Kabar Internasional – Inilah Identitas Penembak Di Orlando AS

Dari berita yang banyak di bicarakan hari ini, yaitu terjadinya penembakan berada di Orlando. Saat ini identitas dari sang pelakunya sudah berhasil untuk di ketahui. Pria tersebut bernama Omar Mateen yang telah lahir berada di tahun 1986 silam berada di New York disebutkan telah dibesarkan berada di kawasan Florida.
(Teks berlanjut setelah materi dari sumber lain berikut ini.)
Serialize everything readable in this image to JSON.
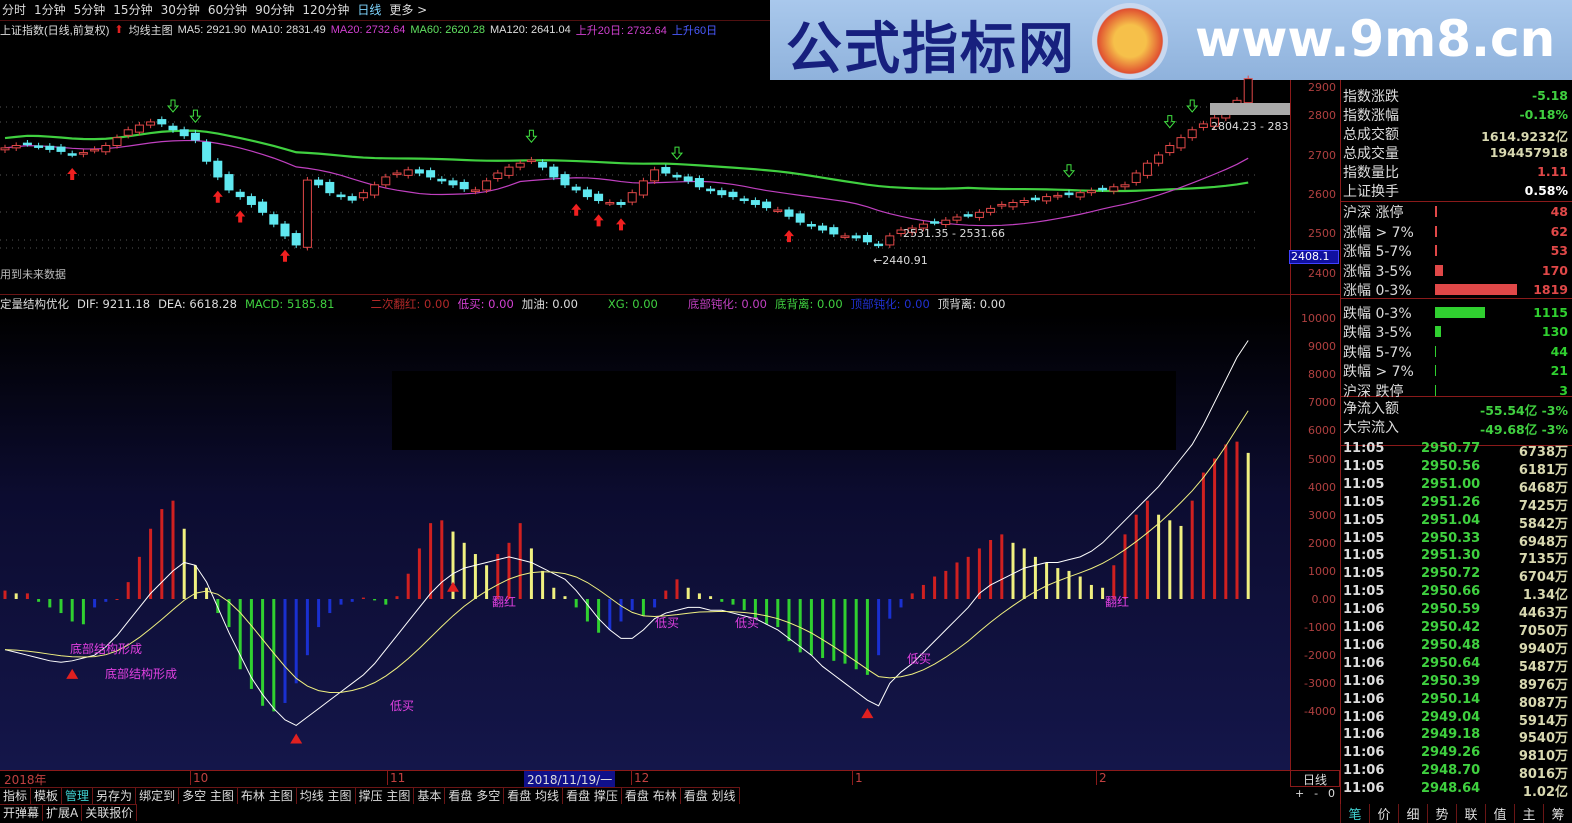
{
  "topbar": {
    "items": [
      "分时",
      "1分钟",
      "5分钟",
      "15分钟",
      "30分钟",
      "60分钟",
      "90分钟",
      "120分钟",
      "日线",
      "更多 >"
    ],
    "selected": "日线"
  },
  "watermark": {
    "title": "公式指标网",
    "url": "www.9m8.cn"
  },
  "info": {
    "name": "上证指数(日线,前复权)",
    "template": "均线主图",
    "ma5": "MA5: 2921.90",
    "ma10": "MA10: 2831.49",
    "ma20": "MA20: 2732.64",
    "ma60": "MA60: 2620.28",
    "ma120": "MA120: 2641.04",
    "up20": "上升20日: 2732.64",
    "up60": "上升60日"
  },
  "colors": {
    "up": "#e04848",
    "down": "#60e8f0",
    "ma20": "#c040c0",
    "ma60": "#40d040",
    "hist_red": "#d02020",
    "hist_yellow": "#f0f080",
    "hist_green": "#30d030",
    "hist_blue": "#1a30d0"
  },
  "main": {
    "price_ticks": [
      "2900",
      "2800",
      "2700",
      "2600",
      "2500",
      "2400"
    ],
    "cursor_price": "2408.1",
    "future_note": "用到未来数据",
    "ann_low_range": "2531.35 - 2531.66",
    "ann_low": "←2440.91",
    "ann_high_range": "2804.23 - 283"
  },
  "macd_head": {
    "name": "定量结构优化",
    "dif": "DIF: 9211.18",
    "dea": "DEA: 6618.28",
    "macd": "MACD: 5185.81",
    "ecfh": "二次翻红: 0.00",
    "dm": "低买: 0.00",
    "jy": "加油: 0.00",
    "xg": "XG: 0.00",
    "dbdh": "底部钝化: 0.00",
    "dbl": "底背离: 0.00",
    "dbdh2": "顶部钝化: 0.00",
    "dbl2": "顶背离: 0.00"
  },
  "macd_ticks": [
    "10000",
    "9000",
    "8000",
    "7000",
    "6000",
    "5000",
    "4000",
    "3000",
    "2000",
    "1000",
    "0.00",
    "-1000",
    "-2000",
    "-3000",
    "-4000"
  ],
  "macd_ann": {
    "struct": "底部结构形成",
    "buy": "低买",
    "red": "翻红"
  },
  "chart_data": [
    {
      "type": "candlestick",
      "title": "上证指数(日线,前复权)",
      "ylim": [
        2380,
        2920
      ],
      "close": [
        2724,
        2730,
        2735,
        2728,
        2720,
        2715,
        2708,
        2712,
        2720,
        2730,
        2750,
        2770,
        2782,
        2790,
        2785,
        2770,
        2755,
        2744,
        2690,
        2650,
        2617,
        2600,
        2580,
        2560,
        2530,
        2500,
        2477,
        2642,
        2630,
        2610,
        2600,
        2591,
        2610,
        2630,
        2650,
        2660,
        2668,
        2660,
        2650,
        2640,
        2630,
        2620,
        2617,
        2640,
        2660,
        2675,
        2685,
        2693,
        2675,
        2650,
        2630,
        2617,
        2600,
        2590,
        2585,
        2580,
        2610,
        2640,
        2668,
        2660,
        2650,
        2640,
        2625,
        2615,
        2605,
        2600,
        2590,
        2580,
        2572,
        2566,
        2550,
        2535,
        2525,
        2515,
        2505,
        2500,
        2495,
        2485,
        2477,
        2500,
        2515,
        2520,
        2530,
        2535,
        2540,
        2548,
        2553,
        2560,
        2570,
        2580,
        2585,
        2590,
        2595,
        2600,
        2603,
        2605,
        2610,
        2615,
        2620,
        2625,
        2630,
        2660,
        2685,
        2706,
        2730,
        2750,
        2770,
        2785,
        2800,
        2820,
        2845,
        2900
      ],
      "buy_signals": [
        6,
        19,
        21,
        25,
        51,
        53,
        55,
        70
      ],
      "sell_signals": [
        15,
        17,
        47,
        60,
        95,
        104,
        106
      ],
      "x_labels": [
        "2018年",
        "10",
        "11",
        "2018/11/19/一",
        "12",
        "1",
        "2"
      ]
    },
    {
      "type": "bar+line",
      "title": "定量结构优化",
      "ylim": [
        -4500,
        10500
      ],
      "hist": [
        300,
        200,
        200,
        -100,
        -300,
        -500,
        -800,
        -900,
        -300,
        -100,
        0,
        600,
        1500,
        2500,
        3200,
        3500,
        2500,
        1200,
        400,
        -500,
        -1000,
        -2500,
        -3200,
        -3800,
        -4000,
        -3700,
        -3000,
        -2000,
        -1000,
        -500,
        -200,
        -100,
        50,
        -50,
        -200,
        100,
        900,
        1800,
        2700,
        2800,
        2400,
        2000,
        1600,
        1200,
        1600,
        2000,
        2700,
        1800,
        1000,
        400,
        100,
        -300,
        -800,
        -1200,
        -1100,
        -800,
        -400,
        -600,
        -300,
        300,
        700,
        400,
        200,
        100,
        -100,
        -200,
        -400,
        -700,
        -900,
        -1000,
        -1500,
        -1900,
        -2000,
        -2100,
        -2200,
        -2300,
        -2500,
        -2700,
        -2000,
        -700,
        -300,
        200,
        500,
        800,
        1000,
        1300,
        1500,
        1800,
        2100,
        2300,
        2000,
        1800,
        1500,
        1300,
        1100,
        1000,
        800,
        500,
        400,
        1200,
        2300,
        3000,
        3500,
        3000,
        2800,
        2600,
        3500,
        4500,
        5000,
        5500,
        5600,
        5200
      ],
      "dif": [
        -1800,
        -1900,
        -2000,
        -2100,
        -2200,
        -2250,
        -2200,
        -2100,
        -2000,
        -1700,
        -1300,
        -800,
        -300,
        200,
        600,
        1000,
        1300,
        1200,
        600,
        -300,
        -1200,
        -2000,
        -2800,
        -3400,
        -3900,
        -4300,
        -4500,
        -4200,
        -3900,
        -3600,
        -3300,
        -3000,
        -2700,
        -2300,
        -1800,
        -1300,
        -800,
        -300,
        200,
        600,
        900,
        1100,
        1200,
        1300,
        1400,
        1500,
        1400,
        1300,
        1100,
        900,
        700,
        300,
        -200,
        -700,
        -1100,
        -1400,
        -1400,
        -1100,
        -700,
        -500,
        -400,
        -300,
        -300,
        -400,
        -400,
        -500,
        -600,
        -700,
        -900,
        -1100,
        -1400,
        -1700,
        -2000,
        -2400,
        -2700,
        -3000,
        -3300,
        -3600,
        -3800,
        -3000,
        -2600,
        -2300,
        -1900,
        -1500,
        -1100,
        -700,
        -300,
        200,
        500,
        700,
        900,
        1100,
        1200,
        1300,
        1300,
        1400,
        1500,
        1700,
        2000,
        2400,
        2800,
        3200,
        3600,
        4000,
        4500,
        5000,
        5500,
        6200,
        7000,
        7800,
        8600,
        9200
      ]
    }
  ],
  "panel": {
    "stats": [
      {
        "k": "指数涨跌",
        "v": "-5.18",
        "c": "#40d040"
      },
      {
        "k": "指数涨幅",
        "v": "-0.18%",
        "c": "#40d040"
      },
      {
        "k": "总成交额",
        "v": "1614.9232亿",
        "c": "#d8d8b0"
      },
      {
        "k": "总成交量",
        "v": "194457918",
        "c": "#d8d8b0"
      },
      {
        "k": "指数量比",
        "v": "1.11",
        "c": "#e04848"
      },
      {
        "k": "上证换手",
        "v": "0.58%",
        "c": "#ffffff"
      }
    ],
    "limits": [
      {
        "k": "沪深 涨停",
        "v": "48",
        "c": "#e04848",
        "w": 2
      },
      {
        "k": "涨幅 > 7%",
        "v": "62",
        "c": "#e04848",
        "w": 2
      },
      {
        "k": "涨幅 5-7%",
        "v": "53",
        "c": "#e04848",
        "w": 2
      },
      {
        "k": "涨幅 3-5%",
        "v": "170",
        "c": "#e04848",
        "w": 8
      },
      {
        "k": "涨幅 0-3%",
        "v": "1819",
        "c": "#e04848",
        "w": 82
      },
      {
        "k": "跌幅 0-3%",
        "v": "1115",
        "c": "#30d030",
        "w": 50
      },
      {
        "k": "跌幅 3-5%",
        "v": "130",
        "c": "#30d030",
        "w": 6
      },
      {
        "k": "跌幅 5-7%",
        "v": "44",
        "c": "#30d030",
        "w": 1
      },
      {
        "k": "跌幅 > 7%",
        "v": "21",
        "c": "#30d030",
        "w": 1
      },
      {
        "k": "沪深 跌停",
        "v": "3",
        "c": "#30d030",
        "w": 1
      }
    ],
    "flows": [
      {
        "k": "净流入额",
        "v": "-55.54亿  -3%"
      },
      {
        "k": "大宗流入",
        "v": "-49.68亿  -3%"
      }
    ],
    "ticks": [
      [
        "11:05",
        "2950.77",
        "6738万"
      ],
      [
        "11:05",
        "2950.56",
        "6181万"
      ],
      [
        "11:05",
        "2951.00",
        "6468万"
      ],
      [
        "11:05",
        "2951.26",
        "7425万"
      ],
      [
        "11:05",
        "2951.04",
        "5842万"
      ],
      [
        "11:05",
        "2950.33",
        "6948万"
      ],
      [
        "11:05",
        "2951.30",
        "7135万"
      ],
      [
        "11:05",
        "2950.72",
        "6704万"
      ],
      [
        "11:05",
        "2950.66",
        "1.34亿"
      ],
      [
        "11:06",
        "2950.59",
        "4463万"
      ],
      [
        "11:06",
        "2950.42",
        "7050万"
      ],
      [
        "11:06",
        "2950.48",
        "9940万"
      ],
      [
        "11:06",
        "2950.64",
        "5487万"
      ],
      [
        "11:06",
        "2950.39",
        "8976万"
      ],
      [
        "11:06",
        "2950.14",
        "8087万"
      ],
      [
        "11:06",
        "2949.04",
        "5914万"
      ],
      [
        "11:06",
        "2949.18",
        "9540万"
      ],
      [
        "11:06",
        "2949.26",
        "9810万"
      ],
      [
        "11:06",
        "2948.70",
        "8016万"
      ],
      [
        "11:06",
        "2948.64",
        "1.02亿"
      ]
    ],
    "tabs": [
      "笔",
      "价",
      "细",
      "势",
      "联",
      "值",
      "主",
      "筹"
    ]
  },
  "bottom": {
    "period": "日线",
    "zoom": [
      "+",
      "-",
      "0"
    ],
    "toolbar1": [
      "指标",
      "模板",
      "管理",
      "另存为",
      "绑定到",
      "多空 主图",
      "布林 主图",
      "均线 主图",
      "撑压 主图",
      "基本",
      "看盘 多空",
      "看盘 均线",
      "看盘 撑压",
      "看盘 布林",
      "看盘 划线"
    ],
    "toolbar2": [
      "开弹幕",
      "扩展A",
      "关联报价"
    ],
    "toolbar1_selected": "管理"
  }
}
Sang pria yang di ketahui adalah keuturan dari Afganistan tersebut telah menduduki sekolah berada di sekolah negeri Florida dan sudah mendapatkan gelar sarjana khusus untuk criminal justice berasal dari Indiana River State Collage di tahun 2016 silam. Hal tersebut yang sudah di ungkapkan oleh juru bicara dari sekolahnya bernama Michelle Abaldo. Sang pelaku penembakan Orlando tersebut sudah bekerja menjadi petugas keamanan dan mempunyai suatu minat kepada penegak hukum. Menyebutkan kepada rekan-rekannya ternyata dirinya ingin bisa menjadi bagian dari polisi New York, NYPD. Jika di lihat berada di dalam akun Myspace miliknya, Mateen sering kalinya untuk berfoto dengan menggunakna baju seragam NYPD.
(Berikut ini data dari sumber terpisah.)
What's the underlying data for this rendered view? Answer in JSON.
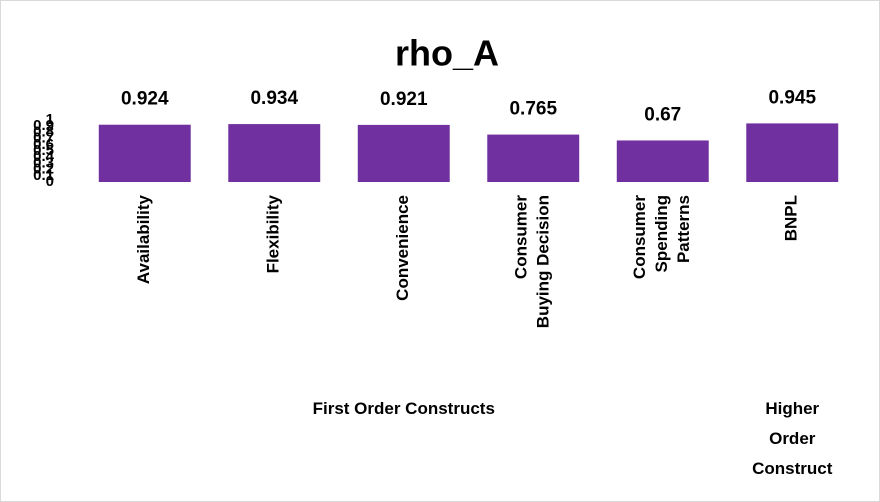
{
  "chart_data": {
    "type": "bar",
    "title": "rho_A",
    "categories": [
      "Availability",
      "Flexibility",
      "Convenience",
      "Consumer\nBuying Decision",
      "Consumer\nSpending\nPatterns",
      "BNPL"
    ],
    "values": [
      0.924,
      0.934,
      0.921,
      0.765,
      0.67,
      0.945
    ],
    "color": "#7030a0",
    "ylim": [
      0,
      1
    ],
    "yticks": [
      0,
      0.1,
      0.2,
      0.3,
      0.4,
      0.5,
      0.6,
      0.7,
      0.8,
      0.9,
      1
    ],
    "grid": false,
    "group_labels": [
      "First Order Constructs",
      "Higher\nOrder\nConstruct"
    ]
  }
}
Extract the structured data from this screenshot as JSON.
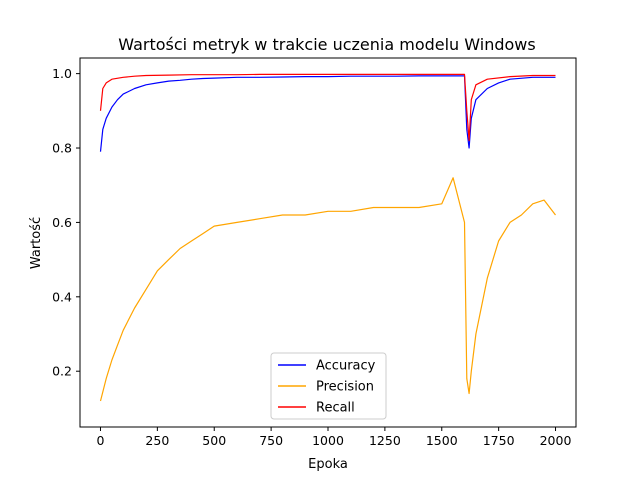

Berasal dari lembaga catatan sipil dari Florida menyebutkan, Mateen kini mempunyai izin untuk bisa membawa senjata dan izin menjadi petugas keamanan. Keterangan dari beberapa rekan-rekannya, Mateen sudah menikah sebanyak dua kali. Akan tetapi kedua pernikahan yang sudah dia jalani akhirnya kandas. Dari istri keduanya dirinya sudah mempunyai satu anak. Sedangkan dari istri pertamanya yang bernama Sitora Yusufiy, memberikan pengakuan kalau dirinya sudah kerap untuk di siksa oleh sang suaminya tersebut. Sampai saat ini masih belum di ketahui.

Sitora Yusufiy, yang sudah sebutkan kalau sang suaminya mendapatkan ganggauan kejiwaan seperti bipolar atau berkepribadian ganda karena mempunyai dua peragai dengan berbeda.

“Mateen dalam keterangannya memang cukup taat beraama. Suatu hari dirinya ingin bisa menjadi polisi di New York. Dirinya semakin religious setelah dari pernikahan keduanya gaga. Bahkan dirinya sudah sempat untuk pergi ke arab Saudi untuk menunaikan ibadah haji,” terang dari salah satu temannya kepada laman media Washington Post untuk hari ini Senin (13/6/6).

“Untuk masalah begabung dengan ISIS, dirinya tidak pernah mengungkapkan sekalipun,” terangnya.